Tuesday, June 14, 2005


For a capital city with a population of over 200,000 Vientiane feels small and cozy, nestled into a bend of the Mekong river facing Thailand. The inexorable march of change (and progress?) is obvious to see: many of the smaller roads in the town centre are finally being paved; NGO Landcruisers can be seen plying the streets; and it seems to me that Laos is gearing up for even greater numbers of tourists in the coming years.

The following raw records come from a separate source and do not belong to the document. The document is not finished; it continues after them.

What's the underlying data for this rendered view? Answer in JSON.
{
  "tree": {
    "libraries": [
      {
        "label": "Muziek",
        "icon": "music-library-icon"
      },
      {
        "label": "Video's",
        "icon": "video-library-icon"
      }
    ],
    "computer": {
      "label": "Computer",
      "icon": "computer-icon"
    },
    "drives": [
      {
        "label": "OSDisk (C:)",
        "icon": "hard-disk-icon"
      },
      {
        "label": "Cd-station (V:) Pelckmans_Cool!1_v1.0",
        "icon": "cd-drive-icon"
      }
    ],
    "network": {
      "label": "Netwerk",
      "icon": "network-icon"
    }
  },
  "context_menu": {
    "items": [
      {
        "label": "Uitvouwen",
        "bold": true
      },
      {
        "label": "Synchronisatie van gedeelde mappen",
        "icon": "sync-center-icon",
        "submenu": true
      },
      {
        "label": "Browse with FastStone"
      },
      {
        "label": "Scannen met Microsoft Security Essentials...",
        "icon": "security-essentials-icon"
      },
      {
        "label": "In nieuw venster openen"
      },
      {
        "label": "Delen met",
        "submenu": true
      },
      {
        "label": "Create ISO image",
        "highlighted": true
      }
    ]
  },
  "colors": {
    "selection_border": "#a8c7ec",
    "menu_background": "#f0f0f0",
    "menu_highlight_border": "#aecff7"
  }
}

The two must-sees here are That Luang, the nation's most revered religious shrine, a 48m high gilded stupa that, when it catches the sun, seems to glow (though when it's overcast it just looks like it's been dipped in custard), and Patuxai, Laos' very own answer to the Arc de Triomphe, which by their own admission is "a monster of concrete". They're OK, but more intriguing for me were the Lao National Museum and the nearby Buddha Park. The museum particularly because it has a good coverage of Lao history with explanations in English, except when it comes to post WWII history where the translations seem to be carefully lacking, especially with regards to the communist party's involvement. Though they do manage to label the photos, often decrying the "imperialist Americans" and their "puppet lackeys". Joking aside, it is also important to see this side of the story since the bombing of Lao civilians by American warplanes, using chemical weapons no less, is not often discussed in history lessons back home. The Buddha Park, on the other hand, is not at all educational, but it is highly entertaining. Built by an eccentric monk, the park is full of concrete statues depicting Buddha in various poses as well as a gaggle of various oligolimbed Hindu deities. There doesn't seem to be any order in the placement of the statues, they're just dotted around higglety-pigglety.